Bally’s Selling Rhode Island Casino for $735 Million, Will Lease Back Property

Posted on: September 16, 2025, 12:21h. 

Last updated on: September 16, 2025, 12:28h.

  • Property is one of two Rhode Island casinos operated by Bally’s
  • The company previously executed a similar transaction with its Tiverton casino
  • Gaming and Leisure Properties is buying the property and it will lease it back to Bally’s

Bally’s is selling the property assets of its Twin River Lincoln Casino Resort in Lincoln, RI to Gaming and Leisure Properties (NASDAQ: GLPI) for $735 million — a move that will assist the seller in paring debt.

Rhode Island Votes for New Casino
The Twin River Casino in Lincoln, RI. Bally’s is selling the real estate for $735 million. (Image: Twin River)
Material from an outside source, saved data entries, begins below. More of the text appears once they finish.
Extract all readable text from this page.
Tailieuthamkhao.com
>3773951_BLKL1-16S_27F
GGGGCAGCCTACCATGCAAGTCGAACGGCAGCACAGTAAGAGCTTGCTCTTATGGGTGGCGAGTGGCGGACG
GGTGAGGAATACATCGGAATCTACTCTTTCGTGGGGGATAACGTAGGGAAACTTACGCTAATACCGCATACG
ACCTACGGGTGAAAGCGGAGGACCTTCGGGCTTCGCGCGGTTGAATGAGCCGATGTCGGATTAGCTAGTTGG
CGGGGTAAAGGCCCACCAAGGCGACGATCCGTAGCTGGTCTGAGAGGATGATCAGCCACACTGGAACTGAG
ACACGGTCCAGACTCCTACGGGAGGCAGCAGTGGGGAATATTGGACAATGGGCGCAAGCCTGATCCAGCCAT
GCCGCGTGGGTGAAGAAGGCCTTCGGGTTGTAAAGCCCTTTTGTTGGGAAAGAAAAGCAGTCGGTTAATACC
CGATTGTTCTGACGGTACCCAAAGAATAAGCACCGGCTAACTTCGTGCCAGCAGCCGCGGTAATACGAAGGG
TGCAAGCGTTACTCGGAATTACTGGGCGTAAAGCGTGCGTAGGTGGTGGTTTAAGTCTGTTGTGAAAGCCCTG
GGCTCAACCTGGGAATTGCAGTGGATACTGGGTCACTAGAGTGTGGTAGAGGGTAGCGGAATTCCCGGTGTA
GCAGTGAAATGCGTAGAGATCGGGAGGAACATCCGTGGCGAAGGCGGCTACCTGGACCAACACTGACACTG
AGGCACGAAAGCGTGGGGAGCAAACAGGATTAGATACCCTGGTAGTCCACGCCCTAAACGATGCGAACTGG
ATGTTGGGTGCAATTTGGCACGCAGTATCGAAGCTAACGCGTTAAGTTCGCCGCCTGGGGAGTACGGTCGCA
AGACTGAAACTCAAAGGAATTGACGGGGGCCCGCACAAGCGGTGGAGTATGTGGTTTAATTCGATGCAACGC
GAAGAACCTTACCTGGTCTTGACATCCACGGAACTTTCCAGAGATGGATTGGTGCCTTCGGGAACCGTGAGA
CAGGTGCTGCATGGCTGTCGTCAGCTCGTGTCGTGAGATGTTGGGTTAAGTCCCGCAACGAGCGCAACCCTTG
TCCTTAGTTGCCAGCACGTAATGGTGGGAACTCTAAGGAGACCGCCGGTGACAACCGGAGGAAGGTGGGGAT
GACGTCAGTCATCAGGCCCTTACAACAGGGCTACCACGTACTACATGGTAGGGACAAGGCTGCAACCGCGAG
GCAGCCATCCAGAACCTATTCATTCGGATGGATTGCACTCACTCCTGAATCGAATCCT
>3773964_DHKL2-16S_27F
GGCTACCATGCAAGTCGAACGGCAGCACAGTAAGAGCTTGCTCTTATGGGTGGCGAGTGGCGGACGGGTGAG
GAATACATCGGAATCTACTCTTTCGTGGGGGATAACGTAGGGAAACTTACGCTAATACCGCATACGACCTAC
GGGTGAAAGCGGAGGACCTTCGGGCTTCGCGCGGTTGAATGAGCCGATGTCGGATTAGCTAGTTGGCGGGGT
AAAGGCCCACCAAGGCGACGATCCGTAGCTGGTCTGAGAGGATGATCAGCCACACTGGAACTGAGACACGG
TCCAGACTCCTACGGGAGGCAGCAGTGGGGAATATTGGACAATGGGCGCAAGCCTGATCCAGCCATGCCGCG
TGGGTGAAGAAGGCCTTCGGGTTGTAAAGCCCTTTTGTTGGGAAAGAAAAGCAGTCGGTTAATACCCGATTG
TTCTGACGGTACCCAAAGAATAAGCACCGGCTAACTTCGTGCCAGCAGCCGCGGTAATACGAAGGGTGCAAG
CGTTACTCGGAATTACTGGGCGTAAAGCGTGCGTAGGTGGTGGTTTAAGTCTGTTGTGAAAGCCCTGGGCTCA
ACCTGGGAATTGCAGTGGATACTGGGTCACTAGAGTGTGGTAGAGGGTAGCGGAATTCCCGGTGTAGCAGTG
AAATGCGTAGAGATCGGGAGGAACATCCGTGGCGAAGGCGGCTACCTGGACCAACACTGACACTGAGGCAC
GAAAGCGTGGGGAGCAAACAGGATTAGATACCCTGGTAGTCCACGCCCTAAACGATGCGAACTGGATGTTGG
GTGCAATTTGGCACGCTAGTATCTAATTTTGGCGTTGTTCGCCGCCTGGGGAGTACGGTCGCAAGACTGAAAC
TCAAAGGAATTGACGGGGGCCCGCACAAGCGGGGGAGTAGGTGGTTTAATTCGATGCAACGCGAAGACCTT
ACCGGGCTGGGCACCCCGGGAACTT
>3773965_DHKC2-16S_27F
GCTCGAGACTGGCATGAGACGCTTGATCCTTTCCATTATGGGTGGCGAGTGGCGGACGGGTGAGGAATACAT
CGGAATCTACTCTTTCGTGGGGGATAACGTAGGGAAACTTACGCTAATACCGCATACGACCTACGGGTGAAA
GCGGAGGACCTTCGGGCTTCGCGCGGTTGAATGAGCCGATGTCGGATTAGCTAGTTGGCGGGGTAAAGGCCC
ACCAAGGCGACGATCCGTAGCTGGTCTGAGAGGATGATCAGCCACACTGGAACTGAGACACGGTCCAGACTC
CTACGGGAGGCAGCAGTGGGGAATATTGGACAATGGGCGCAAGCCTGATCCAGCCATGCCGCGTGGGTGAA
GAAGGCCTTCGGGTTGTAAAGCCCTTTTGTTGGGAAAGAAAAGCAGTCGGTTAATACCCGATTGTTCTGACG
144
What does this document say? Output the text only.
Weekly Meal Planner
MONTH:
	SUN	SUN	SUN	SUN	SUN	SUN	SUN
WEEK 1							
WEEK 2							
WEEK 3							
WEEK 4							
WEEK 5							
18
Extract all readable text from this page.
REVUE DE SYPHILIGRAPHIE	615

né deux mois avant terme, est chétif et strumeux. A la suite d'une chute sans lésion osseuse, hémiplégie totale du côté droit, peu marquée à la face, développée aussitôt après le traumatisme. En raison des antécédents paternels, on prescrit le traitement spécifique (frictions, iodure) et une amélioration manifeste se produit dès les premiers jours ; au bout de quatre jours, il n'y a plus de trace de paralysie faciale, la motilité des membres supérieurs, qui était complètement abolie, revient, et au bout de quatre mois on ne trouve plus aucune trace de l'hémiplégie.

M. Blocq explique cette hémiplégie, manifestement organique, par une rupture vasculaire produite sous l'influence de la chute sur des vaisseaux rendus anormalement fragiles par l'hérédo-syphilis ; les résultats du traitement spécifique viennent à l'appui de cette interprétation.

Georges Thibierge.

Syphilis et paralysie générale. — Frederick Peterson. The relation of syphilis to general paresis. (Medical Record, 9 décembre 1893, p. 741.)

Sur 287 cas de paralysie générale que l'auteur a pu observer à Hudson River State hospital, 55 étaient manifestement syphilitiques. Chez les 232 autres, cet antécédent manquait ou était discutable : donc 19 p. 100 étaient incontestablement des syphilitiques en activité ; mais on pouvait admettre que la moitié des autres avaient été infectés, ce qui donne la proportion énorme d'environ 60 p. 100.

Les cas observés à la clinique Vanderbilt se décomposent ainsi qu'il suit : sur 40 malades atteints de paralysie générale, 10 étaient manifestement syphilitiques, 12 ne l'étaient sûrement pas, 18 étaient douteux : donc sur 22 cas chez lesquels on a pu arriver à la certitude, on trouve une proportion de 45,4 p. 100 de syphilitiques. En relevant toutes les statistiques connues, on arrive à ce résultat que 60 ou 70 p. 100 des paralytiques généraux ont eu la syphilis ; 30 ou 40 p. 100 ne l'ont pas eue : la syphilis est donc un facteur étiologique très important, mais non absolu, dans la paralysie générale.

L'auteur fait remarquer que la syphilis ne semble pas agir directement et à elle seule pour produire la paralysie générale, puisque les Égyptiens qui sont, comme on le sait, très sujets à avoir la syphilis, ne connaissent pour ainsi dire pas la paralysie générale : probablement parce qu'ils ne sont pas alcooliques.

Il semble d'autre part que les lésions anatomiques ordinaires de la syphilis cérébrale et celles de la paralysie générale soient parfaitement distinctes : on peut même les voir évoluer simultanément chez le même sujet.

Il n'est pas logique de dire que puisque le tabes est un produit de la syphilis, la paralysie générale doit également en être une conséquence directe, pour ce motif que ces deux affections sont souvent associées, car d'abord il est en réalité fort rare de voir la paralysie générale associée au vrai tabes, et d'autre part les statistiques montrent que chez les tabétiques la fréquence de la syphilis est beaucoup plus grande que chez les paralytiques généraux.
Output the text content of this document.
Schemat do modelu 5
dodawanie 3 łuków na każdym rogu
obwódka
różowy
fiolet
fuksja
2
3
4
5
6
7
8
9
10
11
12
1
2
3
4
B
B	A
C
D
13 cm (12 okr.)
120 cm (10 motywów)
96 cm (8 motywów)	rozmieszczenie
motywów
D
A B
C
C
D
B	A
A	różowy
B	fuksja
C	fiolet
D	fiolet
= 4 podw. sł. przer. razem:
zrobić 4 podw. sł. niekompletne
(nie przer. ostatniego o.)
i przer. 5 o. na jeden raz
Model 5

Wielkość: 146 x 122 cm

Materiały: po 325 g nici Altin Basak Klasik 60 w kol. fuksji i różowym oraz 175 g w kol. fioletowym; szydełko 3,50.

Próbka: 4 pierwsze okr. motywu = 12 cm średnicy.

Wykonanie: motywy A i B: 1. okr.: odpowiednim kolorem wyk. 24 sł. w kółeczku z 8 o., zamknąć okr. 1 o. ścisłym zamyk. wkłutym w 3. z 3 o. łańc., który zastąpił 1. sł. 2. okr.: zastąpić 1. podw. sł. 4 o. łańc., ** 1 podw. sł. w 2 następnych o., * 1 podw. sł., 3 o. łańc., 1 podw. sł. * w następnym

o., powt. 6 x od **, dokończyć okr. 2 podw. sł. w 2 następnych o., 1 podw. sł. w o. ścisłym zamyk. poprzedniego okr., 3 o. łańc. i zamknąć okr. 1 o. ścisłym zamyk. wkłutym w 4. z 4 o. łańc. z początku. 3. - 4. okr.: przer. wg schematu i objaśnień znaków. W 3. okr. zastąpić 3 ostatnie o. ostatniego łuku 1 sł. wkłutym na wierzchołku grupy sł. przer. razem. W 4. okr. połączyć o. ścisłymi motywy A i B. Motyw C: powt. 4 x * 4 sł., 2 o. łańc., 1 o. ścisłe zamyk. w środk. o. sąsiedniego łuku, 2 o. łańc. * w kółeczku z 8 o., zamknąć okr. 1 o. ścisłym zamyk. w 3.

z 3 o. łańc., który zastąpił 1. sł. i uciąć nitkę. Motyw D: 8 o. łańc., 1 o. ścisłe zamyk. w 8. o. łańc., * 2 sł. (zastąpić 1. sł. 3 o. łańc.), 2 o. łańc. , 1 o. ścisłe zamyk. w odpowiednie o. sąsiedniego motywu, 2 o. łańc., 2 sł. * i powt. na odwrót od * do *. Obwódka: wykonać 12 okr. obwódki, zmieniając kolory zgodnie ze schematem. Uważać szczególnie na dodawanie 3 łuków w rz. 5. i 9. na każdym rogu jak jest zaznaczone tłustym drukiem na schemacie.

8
The regional casino operator runs both of the land-based gaming venues in the state. With the help of the sale-leaseback (SLB) on the Lincoln property, Bally’s landed an extension of a $460 million revolving credit facility to Oct. 1, 2028. That loan was originally scheduled to come due on Oct. 1, 2026. By way of the Lincoln deal, the gaming company also reached a deal with creditors to slash debt.

Bally’s has agreed with its RCF lenders, that upon completion of the SLB Transaction, Bally’s will take actions to reduce secured debt and credit facilities outstanding by an aggregate amount of $500 million, with first a permanent reduction of outstanding RCF commitments by 7.5%, to approximately $574 million,” according to a statement.

Owned by hedge fund Standard General, Bally’s noted that when it receives consent from holders of $630 million of term loans — or a third of the operator’s amount outstanding — that will be sufficient to move forward with the real estate sale.

Rhode Island Casino Sale Not Surprising Move by Bally’s

Bally’s decision to sell the property of Twin River Lincoln isn’t surprising because the operator reached an agreement with GLPI in 2022 to divest the real estate of its two Rhode Island casinos to the real estate investment trust (REIT).

Under the terms of that deal, GLPI had rights to acquire Twin River Lincoln by Sept. 30, 2026. Execution of that transaction is a key part of ratings agencies’ dim views on Bally’s, and if there are issues that stand in the way of that deal, the seller’s financial flexibility could be hampered, potentially triggering a ratings downgrade.

Neither Bally’s nor GLPI speculated on whether or not the gaming company’s creditors will approve the deal, but they may be compelled to do so because the influx of cash will go a long way toward paring Bally’s outstanding obligations.

“If the SLB Transaction is consummated, based upon the agreed amendments with Bally’s RCF lenders, and if similarly ratified by Bally’s term loan lenders, the combined outstanding balances of Bally’s term loans and first lien notes is expected to be reduced from approximately $2.4 billion to approximately $1.94 billion,” according to the press release.

Bally’s, GLPI Extend Relationship

In recent years, Bally’s engaged in an array of sale-leaseback transactions with GLPI to the point that the latter is now the former’s primary landlord, though Bally’s retains ownership of some of the real estate on which some of its casinos reside.

The REIT is also the primary financier of Bally’s $1.7 billion Chicago integrated resort — the operator’s priciest project to date.

Sale-leasebacks are popular in the gaming industry because the transactions allow the sellers to monetize real estate holdings while maintaining operational control of the properties in question. The downside is that the sellers are taking on long-term liabilities in the form of lengthy lease agreements in exchange for upfront payments. It’s believed Bally’s will be paying GLPI $58.8 million in annual rent on the Lincoln property, exclusive of escalators.